Systems Genomics Reveals microRNA Regulation of ICS Response in Childhood Asthma

Round 1

Reviewer 1 Report

This is an interesting article on asthma patients' responses to inhaled corticosteroids (ICS). In this regard, the authors identified some circulating miRNAs that seem to play a role in the ICS response in childhood asthma. In particular, they analysed the expression of miRNAs in peripheral blood from 580 children with asthma treated with ICS and identified 36 microRNAs involved in ICS response.

The article is generally well written and structured. The introduction provides sufficient background and include all relevant references. However, I have a few observations:

1.      Could you provide more details on the circulating microRNAs? In particular, can you explain the difference between extracellular/circulating microRNAs?

2.      Please enter abbreviations the first time you use them (e.g WGCNA line 32)

3.      Improve the presentation of Table 1 which is quite confusing

4.      Improve the resolution of Figure 2

5.      Provide a title for each figure and a detailed caption. Each figure has a very long title together with a caption. Separating things!

 

Also, the quality of the writing could have been much better. 

Comments for author File: Comments.pdf

Author Response

Please see the attachment

Author Response File: Author Response.pdf

Reviewer 2 Report

Major comments.

1.     Asthma severity. A) Please detail asthma severity status and guidelines used to define asthma severity status in Table 1.  B) CASTER may be capturing asthma severity while on ICS. Do the findings remain consistent in sensitivity analysis adjusting by asthma severity status?

2.     Descriptives and covariate adjustment. The analysis were adjusted by age and sex (GARCS) and age, gender, and race/ethnicity (CAMP). A) Please confirm if biological sex or gender were used as a covariates? If biological sex was used, please refer it accordingly throughout the text. B) Please state clearly how “race”, and “ethnicity” was defined (e.g. See PMID: 36119389).  Please note that Table 1 states “race” but not “ethnicity”. C) Once B is clarified, would it be relevant to evaluate differences in genetic ancestry proportions? ie. are there differences in genetic ancestry between poor and good responders? Do the findings remain consistent in sensitivity analysis adjusting by genetic ancestry proportions or principal components from the genotype matrix?

3.     Why was a FDR threshold of 10% used and what is your power to detect significant signals at FDR of 10% and 5% in the discovery stage? Acknowledge how your results would have variated if a the most commonly used 5% threshold would have been used throughout all your analyses.

4.     Predictive model. For miRNAs to be evaluated in terms of clinical utility, compare the results of three predictive models, including p-values ​​for the comparisons stated below.  No figure regarding the predictive model is shown, despite it is mentioned in the text (A2). Please, include confidence interval for AUC.

a.     Clinical prediction model (composite phenotype, with and without adjustment for relevant covariates (see 2).

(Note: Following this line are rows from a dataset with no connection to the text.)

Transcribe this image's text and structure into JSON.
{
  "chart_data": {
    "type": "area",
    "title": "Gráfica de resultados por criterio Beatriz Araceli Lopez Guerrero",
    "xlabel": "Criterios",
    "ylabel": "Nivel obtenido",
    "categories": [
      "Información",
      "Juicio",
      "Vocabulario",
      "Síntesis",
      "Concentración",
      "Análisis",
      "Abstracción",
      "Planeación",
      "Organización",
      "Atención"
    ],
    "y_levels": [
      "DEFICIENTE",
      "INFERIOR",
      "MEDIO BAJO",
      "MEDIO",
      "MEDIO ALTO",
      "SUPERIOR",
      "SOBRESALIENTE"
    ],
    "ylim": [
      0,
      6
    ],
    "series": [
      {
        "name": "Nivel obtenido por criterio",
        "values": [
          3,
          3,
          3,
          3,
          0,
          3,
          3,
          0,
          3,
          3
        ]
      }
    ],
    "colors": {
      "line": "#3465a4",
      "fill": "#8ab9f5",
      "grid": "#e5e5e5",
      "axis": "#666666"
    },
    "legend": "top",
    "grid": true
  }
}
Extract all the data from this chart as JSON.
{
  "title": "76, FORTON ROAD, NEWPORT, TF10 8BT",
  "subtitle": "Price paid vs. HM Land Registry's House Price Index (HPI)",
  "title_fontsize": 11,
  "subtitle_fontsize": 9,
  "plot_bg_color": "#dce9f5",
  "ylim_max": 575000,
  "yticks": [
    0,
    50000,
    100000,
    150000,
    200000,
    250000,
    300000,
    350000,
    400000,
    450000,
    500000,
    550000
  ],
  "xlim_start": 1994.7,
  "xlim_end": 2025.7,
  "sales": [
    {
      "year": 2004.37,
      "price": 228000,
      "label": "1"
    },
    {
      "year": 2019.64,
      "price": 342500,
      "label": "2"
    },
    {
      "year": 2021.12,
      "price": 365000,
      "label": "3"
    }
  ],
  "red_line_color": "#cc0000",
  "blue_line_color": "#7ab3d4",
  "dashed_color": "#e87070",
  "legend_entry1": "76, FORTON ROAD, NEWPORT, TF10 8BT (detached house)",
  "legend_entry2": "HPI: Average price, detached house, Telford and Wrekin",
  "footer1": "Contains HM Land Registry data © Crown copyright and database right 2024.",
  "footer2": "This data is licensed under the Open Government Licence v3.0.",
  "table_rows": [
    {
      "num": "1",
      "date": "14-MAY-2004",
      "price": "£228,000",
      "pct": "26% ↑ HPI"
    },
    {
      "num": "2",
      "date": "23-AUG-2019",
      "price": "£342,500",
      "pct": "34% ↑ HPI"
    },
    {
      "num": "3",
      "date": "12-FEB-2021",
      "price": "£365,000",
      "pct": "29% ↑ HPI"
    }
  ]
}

b.     Model that includes the 3 miRNAs

c.     Clinical prediction model + miRNAs

5.     WGCNA. Relevant additional insights could be gained from further consideration.  A) Were the 20 module eigengene values associated with clinical and demographic outcomes (i.e. Table 1, plus genetic ancestry, if relevant). B) Describe the genes within each relevant module in a separate table. C) Were any of the relevant modules enriched in genes whose gene expression levels were regulated by the 3 miRNA.  D) Were gene expression levels associated with clinical outcomes? If so, would causal inference analysis be  relevant in this context?

Minor.

1. Open science. To increase transparency and adoption of open science practices, have the authors considered sharing the analytical pipeline and summary statistics on repositories (e.g., github, zenodo)

Author Response

Please see the attachment

Author Response File: Author Response.pdf

Round 2

Reviewer 2 Report

All the concerns have been addressed.  Peer-review has resulted in a significant improvement of the manuscript. The authors acknowledge that the predictive capability of their findings still needs to be examined in other cohorts. However, it is promising to see some improvement in the clinical model after including the miRNA.